Elle sait de quoi elle parle. Chaque année, la petite permanence du TIO, dont les vitrines s’offrent toutes grandes au regard des passants de la Köpenickerstrasse, accueille plus de 3000 femmes venues chercher un conseil juridique, une piste pour trouver un emploi ou une solution aux problèmes conjugaux. «Plus de 40% de nos visiteuses avouent des problèmes de violence. Souvent dettes, chômage, difficultés avec les enfants et problèmes de couples sont liés», précise Esra Erdem. Qui ajoute aussitôt: «C’est un problème économique et social, pas lié à la culture.»
Peurs de la société masculine
Le crime d’honneur tient plus des traditions patriarcales et des peurs de la société masculine que de la religion, d’après les experts. Marius Fiedler, directeur de la prison pour jeunes, constate, lui, que sur 529 prisonniers, il y aurait actuellement six jeunes entre 18 et 22 ans, tous de confession musulmane, condamnés pour avoir tué une femme de leur famille. «En général, dit-il, c’est le patriarche qui donne l’ordre au plus jeune fils de commettre le crime. Car ils savent bien qu’en Allemagne les juges ne condamnent pas les jeunes aux plus lourdes peines.»

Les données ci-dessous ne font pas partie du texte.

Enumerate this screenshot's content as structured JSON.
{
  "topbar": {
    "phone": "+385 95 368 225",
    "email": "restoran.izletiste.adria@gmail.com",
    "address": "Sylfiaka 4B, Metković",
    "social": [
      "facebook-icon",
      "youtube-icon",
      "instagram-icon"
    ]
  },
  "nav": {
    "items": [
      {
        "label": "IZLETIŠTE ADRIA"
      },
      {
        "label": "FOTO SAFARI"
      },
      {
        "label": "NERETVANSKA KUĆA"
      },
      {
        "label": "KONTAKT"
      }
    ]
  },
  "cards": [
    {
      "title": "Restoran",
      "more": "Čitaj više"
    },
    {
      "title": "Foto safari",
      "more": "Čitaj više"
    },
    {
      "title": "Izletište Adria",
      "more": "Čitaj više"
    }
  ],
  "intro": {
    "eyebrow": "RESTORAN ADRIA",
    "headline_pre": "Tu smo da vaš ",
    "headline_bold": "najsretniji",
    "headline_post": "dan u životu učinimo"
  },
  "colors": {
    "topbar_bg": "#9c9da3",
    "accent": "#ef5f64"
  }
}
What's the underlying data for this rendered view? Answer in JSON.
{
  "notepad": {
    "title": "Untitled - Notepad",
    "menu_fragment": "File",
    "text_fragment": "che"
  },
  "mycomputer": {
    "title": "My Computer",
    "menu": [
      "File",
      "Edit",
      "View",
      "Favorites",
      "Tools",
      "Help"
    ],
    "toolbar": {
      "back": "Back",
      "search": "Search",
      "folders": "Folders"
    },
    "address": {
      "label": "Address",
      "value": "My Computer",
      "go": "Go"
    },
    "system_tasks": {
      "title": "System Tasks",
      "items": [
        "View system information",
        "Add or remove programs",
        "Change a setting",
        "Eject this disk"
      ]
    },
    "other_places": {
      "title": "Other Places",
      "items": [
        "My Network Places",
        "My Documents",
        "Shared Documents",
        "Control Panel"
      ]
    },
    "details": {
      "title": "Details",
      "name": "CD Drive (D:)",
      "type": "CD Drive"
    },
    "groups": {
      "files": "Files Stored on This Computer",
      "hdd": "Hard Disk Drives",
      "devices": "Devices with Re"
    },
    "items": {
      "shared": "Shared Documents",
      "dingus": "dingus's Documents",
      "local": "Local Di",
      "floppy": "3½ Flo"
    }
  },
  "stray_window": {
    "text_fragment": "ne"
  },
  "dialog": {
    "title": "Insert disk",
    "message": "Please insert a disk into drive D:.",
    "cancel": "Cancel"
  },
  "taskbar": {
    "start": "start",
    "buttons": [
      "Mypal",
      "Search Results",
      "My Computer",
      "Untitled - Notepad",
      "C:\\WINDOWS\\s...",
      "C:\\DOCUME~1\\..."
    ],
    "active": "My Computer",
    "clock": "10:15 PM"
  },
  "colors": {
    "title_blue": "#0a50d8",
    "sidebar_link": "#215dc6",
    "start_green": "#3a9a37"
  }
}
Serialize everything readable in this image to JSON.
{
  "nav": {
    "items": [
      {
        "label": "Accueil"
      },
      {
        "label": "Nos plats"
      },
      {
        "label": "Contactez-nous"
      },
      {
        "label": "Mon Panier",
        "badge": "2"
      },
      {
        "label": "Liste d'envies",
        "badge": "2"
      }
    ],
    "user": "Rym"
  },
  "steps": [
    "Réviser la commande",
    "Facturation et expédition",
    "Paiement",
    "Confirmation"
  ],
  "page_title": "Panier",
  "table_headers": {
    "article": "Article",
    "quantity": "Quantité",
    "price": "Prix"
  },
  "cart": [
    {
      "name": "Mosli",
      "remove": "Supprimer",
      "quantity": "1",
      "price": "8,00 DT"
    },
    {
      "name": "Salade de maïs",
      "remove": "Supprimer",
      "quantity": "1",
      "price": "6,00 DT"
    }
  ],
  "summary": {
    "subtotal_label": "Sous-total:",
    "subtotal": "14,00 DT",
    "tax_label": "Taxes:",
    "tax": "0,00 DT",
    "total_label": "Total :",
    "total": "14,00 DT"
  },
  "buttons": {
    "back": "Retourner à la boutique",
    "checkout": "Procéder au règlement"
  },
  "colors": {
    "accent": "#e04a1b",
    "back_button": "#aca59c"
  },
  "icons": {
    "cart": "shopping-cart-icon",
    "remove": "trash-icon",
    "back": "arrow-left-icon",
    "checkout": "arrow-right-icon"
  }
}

Souvent, au départ de tout, il y a les mariages forcés. «Mais dire que la moitié des mariages turcs sont contraints, c’est exagéré. Il y a des mariages arrangés, comme jadis en Europe, mais ils sont en nette diminution. Il y a eu un grand travail d’information», veut croire Esra Erdem. Même si sur la table du TIO figure en bonne place une brochure intitulée Non aux mariages forcés. Avec ce conseil: «Si tu dois fuir, les centres d’information peuvent te trouver un appartement où te cacher». ■ Yves Petignat, Berlin
Souvent, au départ de tout, il y a les mariages forcés. «Mais dire que la moitié des mariages turcs sont contraints, c’est exagéré.